We included a total of 64 patients in our study. Forty-one patients in Flu/Bu/Cy/ATG group and 23 patients were in Flu/Thio/Treo group.

The median age of the patients was 9 years (range: 8 -14) and 10 years (8 - 15) in Flu/Bu/Cy/ATG and Flu/Thio/Treo group respectively. Upon presentation, the distribution of patients among Class I, II, and III were 2(4.9%) v/s 1(4.4%), 27(65.8%) v/s 11(47.8%), and 12(29.3%) v/s 11(47.8%) respectively. The graft source was bone marrow in 38 (92.7%) patients all in Flu/Bu/Cy group, whereas 3 (7.3%) v/s 23(100%) in peripheral blood stem cells. The mean CD34 stem cell dose administered was 3.4 × 10^6/kg (range: 0.7 – 9.8) v/s 5 × 10^6/kg (1.65 – 6.1). Neutrophil and platelet engraftment occurred at a median of 17 days (range: 11 - 26) v/s 15.5 days (range: 12 - 20) and 18 days (11 – 47) v/s 15 (9 – 41) respectively. ^Table:1

Primary rejection was in 3 (7.3%) whereas 2 (4.8%) were secondary rejection in Flu/Bu/Cy group only. Mixed chimerism was observed in a higher percentage of patients in the Flu/Bu/Cy/ATG group 17 (41.5%) compared to the Flu/Thio/Treo group 4 (17.4%). Veno-occlusive disease was reported in 14 (34.1%) v/s 4 (17.4%) patients, with [6 (14.6%) v/s 0] cases being mild, [6 (14.6%) v/s 3 (13%)] cases moderate, and [2 (4.8%) v/s 1 (4.3%)] case severe.

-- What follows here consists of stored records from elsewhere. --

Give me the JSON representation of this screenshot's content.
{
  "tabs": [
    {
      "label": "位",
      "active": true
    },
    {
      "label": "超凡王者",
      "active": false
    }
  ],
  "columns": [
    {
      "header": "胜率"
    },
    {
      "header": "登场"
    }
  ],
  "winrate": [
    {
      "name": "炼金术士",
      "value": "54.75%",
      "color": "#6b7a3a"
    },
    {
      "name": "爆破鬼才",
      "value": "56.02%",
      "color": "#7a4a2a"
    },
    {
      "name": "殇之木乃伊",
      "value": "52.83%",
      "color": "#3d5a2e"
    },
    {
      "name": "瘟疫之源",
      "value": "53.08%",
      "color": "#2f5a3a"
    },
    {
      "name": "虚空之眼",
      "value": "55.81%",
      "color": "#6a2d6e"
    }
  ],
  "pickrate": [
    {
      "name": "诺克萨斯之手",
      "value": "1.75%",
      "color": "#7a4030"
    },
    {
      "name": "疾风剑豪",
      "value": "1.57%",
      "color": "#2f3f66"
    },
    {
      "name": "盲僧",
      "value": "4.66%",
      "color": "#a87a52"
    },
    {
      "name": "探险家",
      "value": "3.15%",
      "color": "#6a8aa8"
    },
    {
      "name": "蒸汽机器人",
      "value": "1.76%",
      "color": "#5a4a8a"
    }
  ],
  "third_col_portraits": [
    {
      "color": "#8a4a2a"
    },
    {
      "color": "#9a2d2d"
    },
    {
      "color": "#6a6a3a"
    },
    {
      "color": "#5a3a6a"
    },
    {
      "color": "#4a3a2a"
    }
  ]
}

Acute and Chronic graft-versus-host disease occurred in patients [7 (17.1%) v/s 10 (43.5%)] and [1 (2.4%) v/s 7 (30.4)] patients respectively. Fortunately, there were no cases of treatment-related mortality in Flu/Bu/Cy/ATG whereas 3 (13.3%) TRM was observed in Flu/Thio/Treo group. The overall survival at a median follow-up of 25 months were 100% v/s 87% [CI: 64.8 – 95.6] was statistically significant (p=0.02). Thalassemia GVHD free survival at a median follow-up was highly significant with a p value of 0.024 {83.7% [CI: 66.9 – 92.5] v/s 55% [CI: 31.3 – 73.5] (p = 0.024)} in Flu/Bu/Cy and Flu/Thio/Treo group respectively. ^Fig:1

Conclusion:

In conclusion, the study suggests that the Flu/Bu/Cy/ATG conditioning regimen resulted in better overall survival [OS] and thalassemia GVHD free survival [TGFS] compared to Flu/Thio/Treo regimen in a high-risk transfusion dependent thalassemia [TDT] patients undergoing allo-SCT. However, it is essential to consider the limitations of the study, such as its retrospective nature and the relatively small sample size, before making any definitive conclusion. Further research with large sample sizes and prospective study designs may be needed to confirm these finding.